Finding Myself on a Road Trip to Creede, Colorado

(This is the original version of a column I wrote for The Dallas Morning News. I like this version better only because it’s a little longer.)

We were somewhere outside of Amarillo driving toward Colorado when the feeling kicked in. It happens once every road trip. Usually I’m with my wife, but this time I was driving with a photographer on our way to the Continental divide.

Anyone who’s been over-served at a bar with his friends has had that post-midnight moment where it dawns on him to say, brilliantly, “Guys, we could buy this bar. And live in it.” It’s like that, but for me it comes when I see some little modern-day version of a Norman Rockwell village outside the car window passing by at 60 miles per hour.

I usually say to my wife, “Honey, we could move here. I could buy the little newspaper. You could get your nurse practitioner license and be like the doctor in Northern Exposure. We’d know everyone in town. We’d have Sunday dinner with Sheriff Andy Taylor. They probably have pie-baking contests, like, every week.”

I didn’t this time, what with the wife at home and the guy next to me looking nothing like her. But the feeling was there.

I’ve lived the bulk of my adult life in The DFW, as we in-the-know people call it. I style (key word, there) myself an outdoorsy type. More rugged than the fey, urbanized types both in my profession and among my friends, who think a hunting expedition is the twice-yearly sale at Nordstrom. They don’t have calluses on their hands. OK, granted, mine are because I’m too cheap to buy weight-lifting and gardening gloves, but still.

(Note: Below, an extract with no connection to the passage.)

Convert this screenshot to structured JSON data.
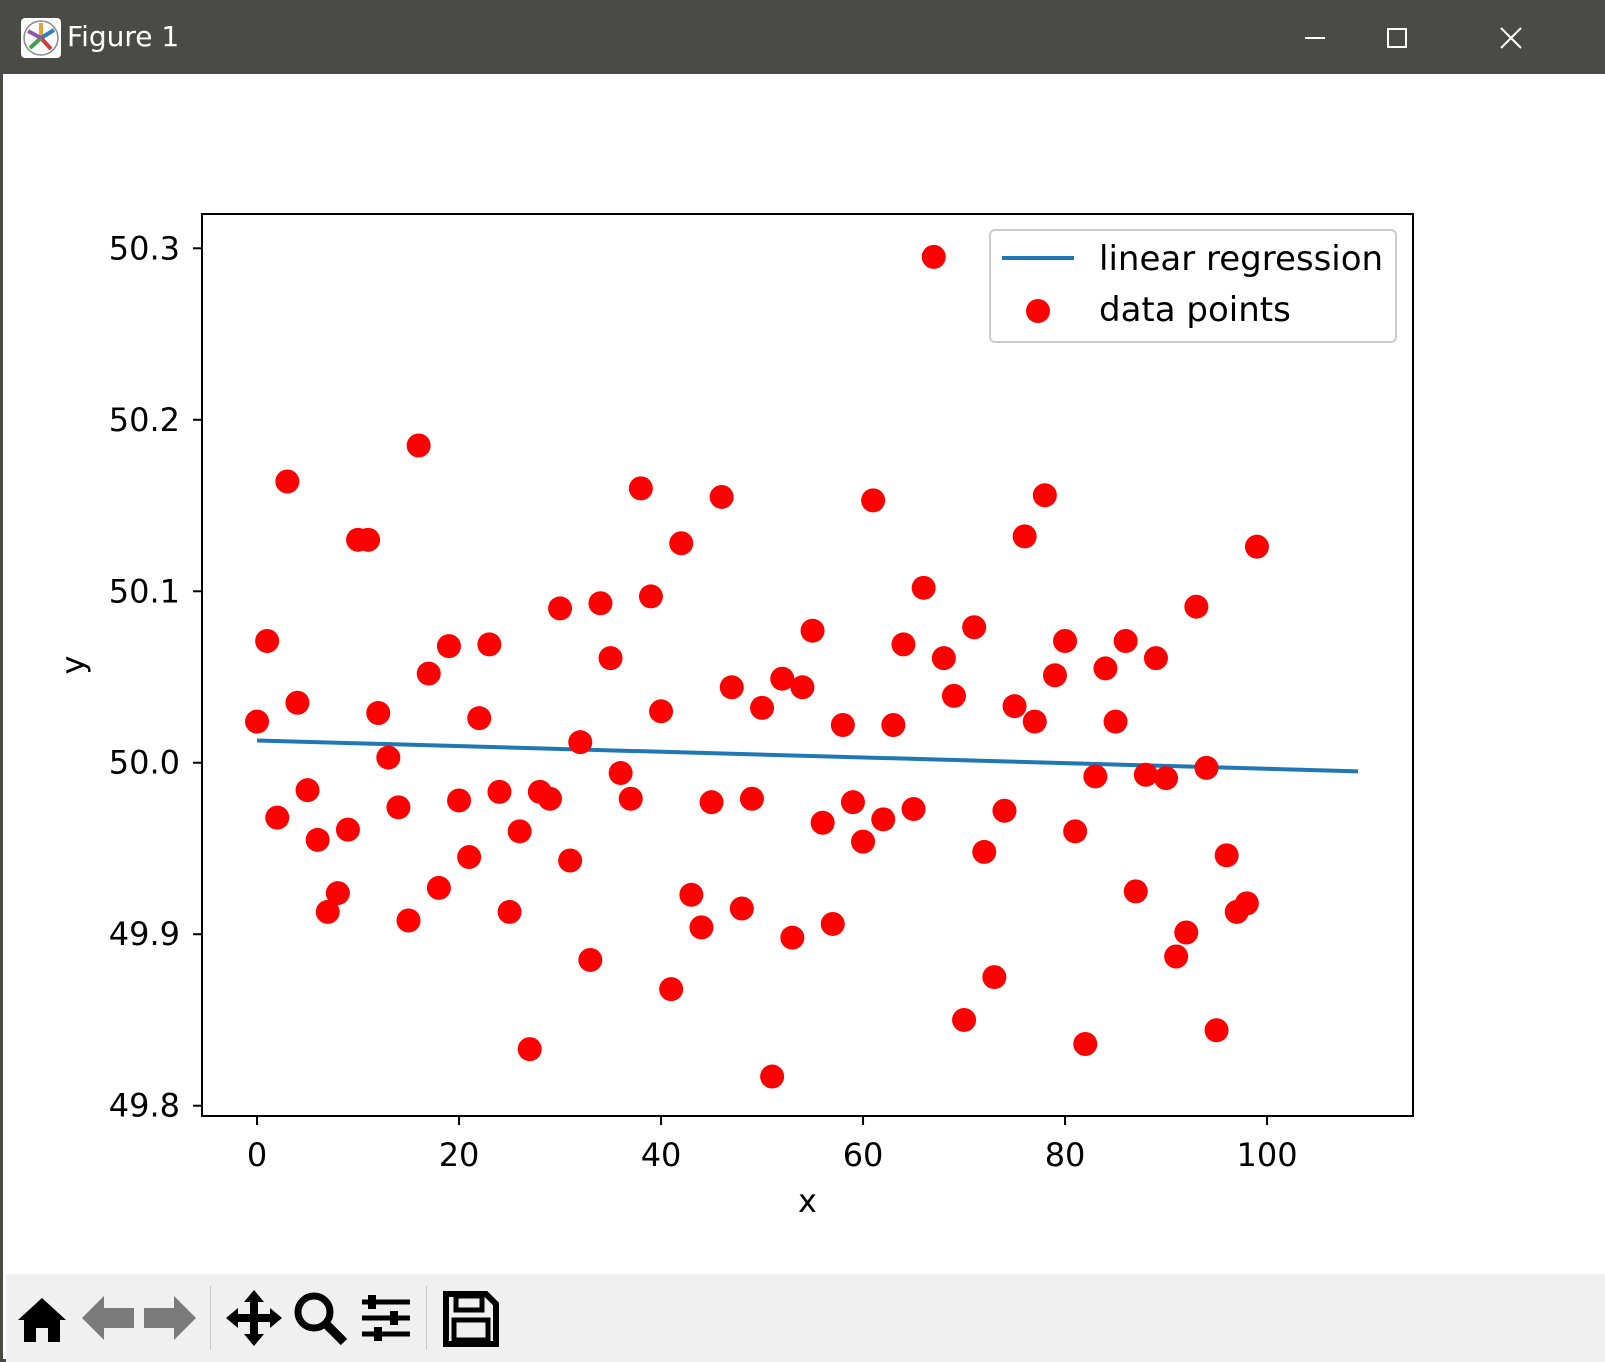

Our destination was a little town called Creede, Colorado. The year-round population is 400. This is man’s country, by God, and it made me feel ditto.

For a day. Then I relearn what I block out every trip.

“It’s only 8:45 at night. How can the restaurant be closing in 15 minutes?”
“There’s no 24-hour pharmacy?”
“What do you mean, ‘What’s a Starbucks?’”
“Walk? To there? What am I, a steroid-pumped Chinese Olympian?”

The charm of being in a town with just 400 people gives way to the horrifying realization that you are in a town with only 400 people. When you’re in an office building, you say good morning the first time you pass a co-worker in the hall. The second time you grin, raise your eyebrows, and nod. The third time you get intensely interested in anything that allows you to avoid eye contact. If you see you’re headed towards the bathroom at the same time, you go and hide behind the copy machines.

That’s what it’s like walking around Creede. You realize that if, hypothetically speaking, you go out and enjoy the wild, late-night (8 p.m.) bar scene, and you are over-served and make a fool of yourself with that stuffed elk I couldn’t get my foot out of, anyone who doesn’t see it in person will hear about it within an hour. God bless the alienating, soul-crushing anonymity of the big city.

And good Lord, these people are fit. Annoyingly so. Look, you can’t trust anyone who owns more than three types of extreme sports equipment. There’s always something wrong with their feet and they have exactly no problem in shedding their shoes and socks and whittling away at whatever is the problem. Right there on a dining patio.

The cabin where I stayed – it belongs to a well-known Dallas restaurateur – was plush, like something from a Ralph Lauren catalogue. Still, I found myself pouting like a girl over the water pressure. And help me Jesus, but how can there be that many insects in the Alpine zone? As I gazed in the mirror, the dry air making me realize I hadn’t packed (forgive me, Dad) my moisturizer, a moment of clarity occurred.

“Yep, I’m a dandy.”

I couldn’t get back to Dallas fast enough. We drove through the night at speeds I can’t mention.
As the dawn broke we did likewise the outer boundary of The DFW. I savored the sweet, ozone-thick, cool 95-degree morning air. The hum of 24-hour everything. The comforting echo of distant gunfire. The embrace of a people for whom a mile uphill is not, thank you, considered walking distance.

I was back to the soft city. I was home.